Transmutações (Para Nietszche)

Certa vez fui camelo

Levando nas corcovas minhas

O mundo, tal como Atlas

Que outrora fora condenado.

Não era um mundo mudo,

Pelo contrário, cheio de podridão, ele estava

E sua remota canção cantava

Assim como sereia de voz inebriante,

Levando para seu torpe deleite

Todos aqueles que sucumbiam...

Com todo este fardo segui pelo deserto

Sempre resignado, manhã pós manhã,

Sem rumo certo... Quando da aurora do meu nascente

Vi do outro lado o poente deste cansado camelo

Que das amarras densas se desprendia,

E dando forte rugido saldava o belo dia

Derramado com o sangue daquele ser anterior

Que não mais existia, era mera lembrança morta

De uma existência vã e inferior...

Com a força deste novo ser destruí as velhas correntes,

Tornei-me rei de meu deserto, confrontei o dragão

Que baforava o "tu deves" como última tentativa

De me fazer recuar, e rugindo eu respondia "não"

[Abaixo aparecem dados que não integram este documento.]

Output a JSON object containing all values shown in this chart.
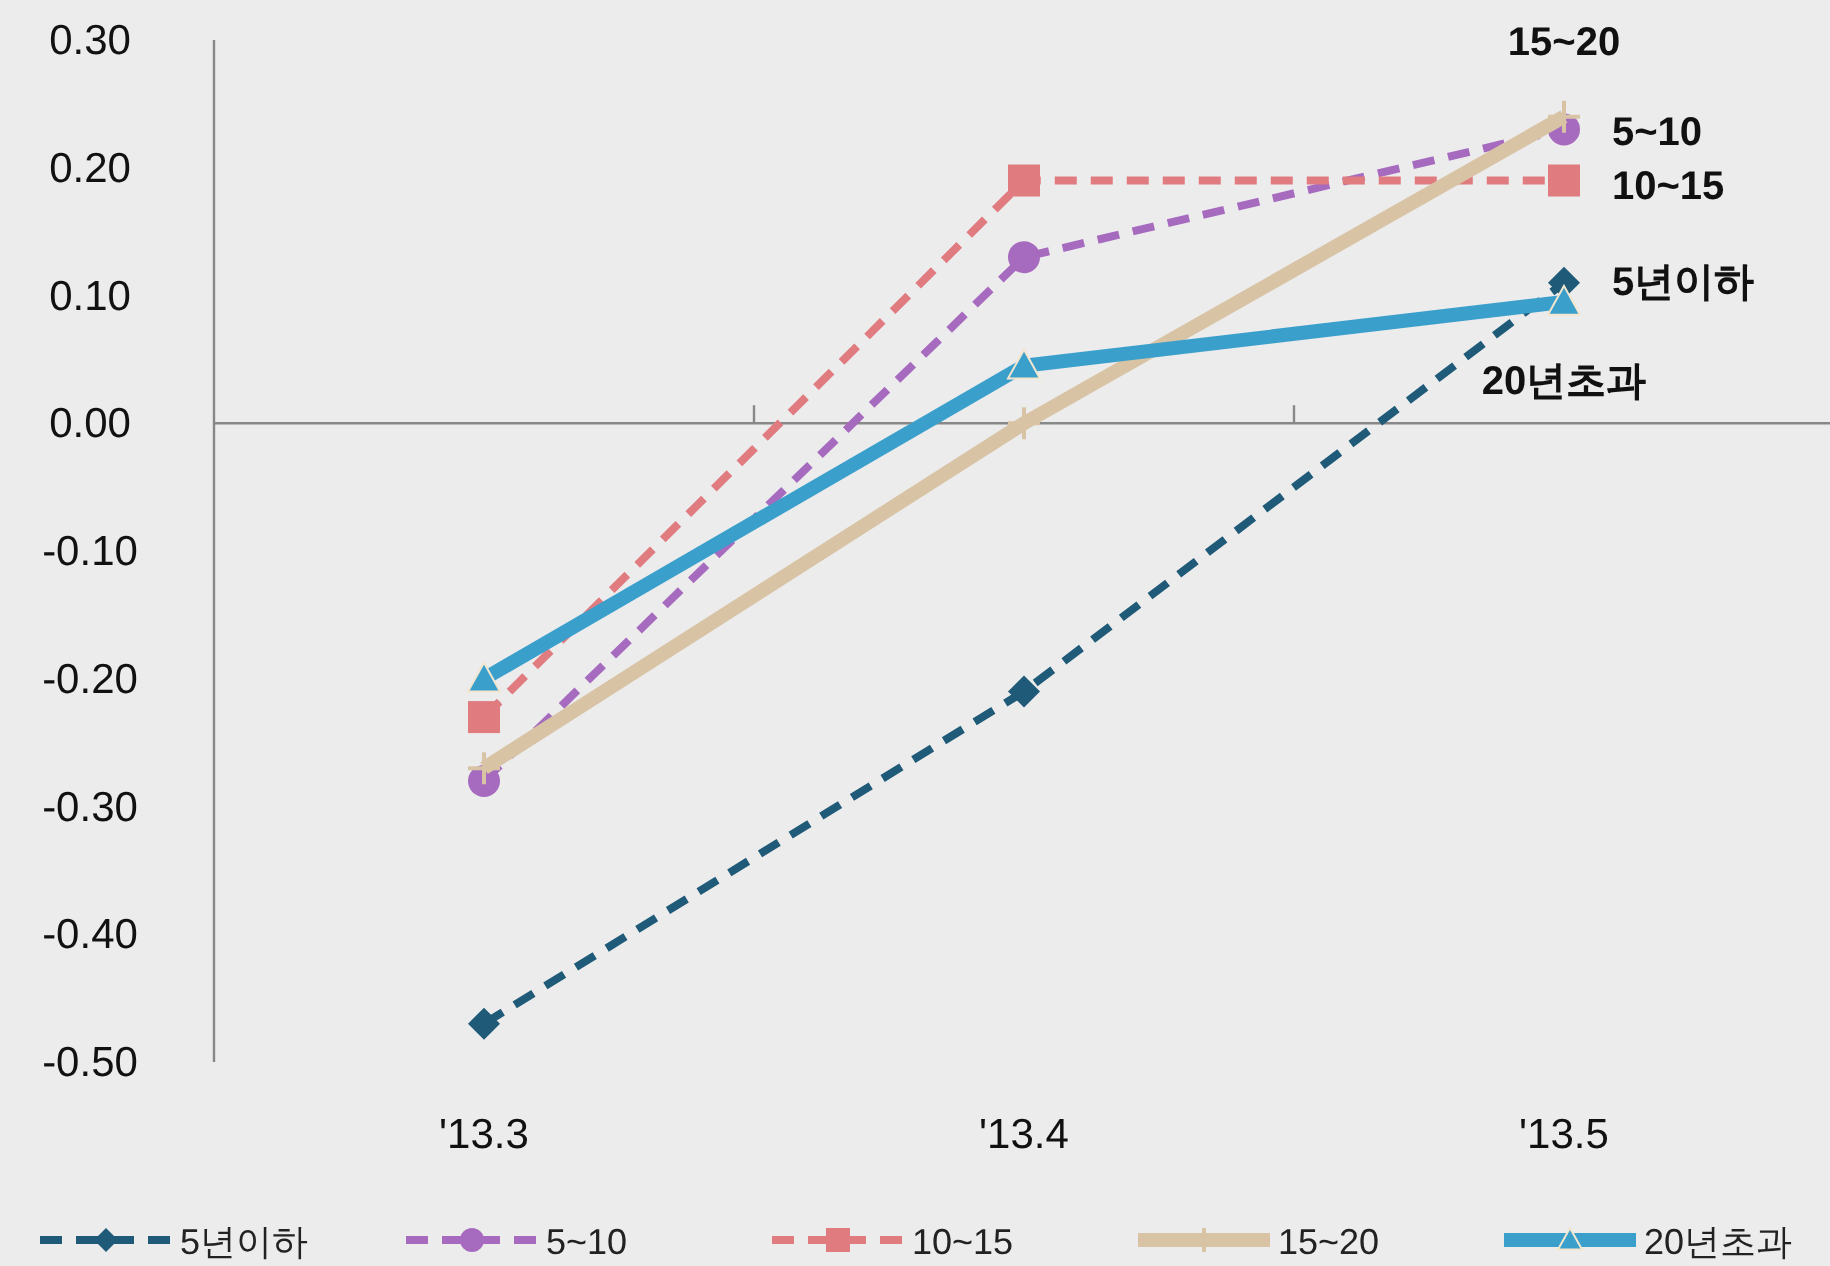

Quando finalmente meu querer venceu o "dever"

O dragão fora vencido, teve suas asas cortadas

Pelas facas de meu querer, de minha crescente vontade de poder

E desse ímpeto abrasivo pude enfim ser aquilo que fui outrora

Voltei a ser menino

Sem mais ter nas minhas costas os arcaicos valores do sofrer

Pude me despir das rotas vestes, e nesta hora

Pude renascer, sendo aquilo que vai além do que fui,

Pois do velho e trépido homem, nada restou.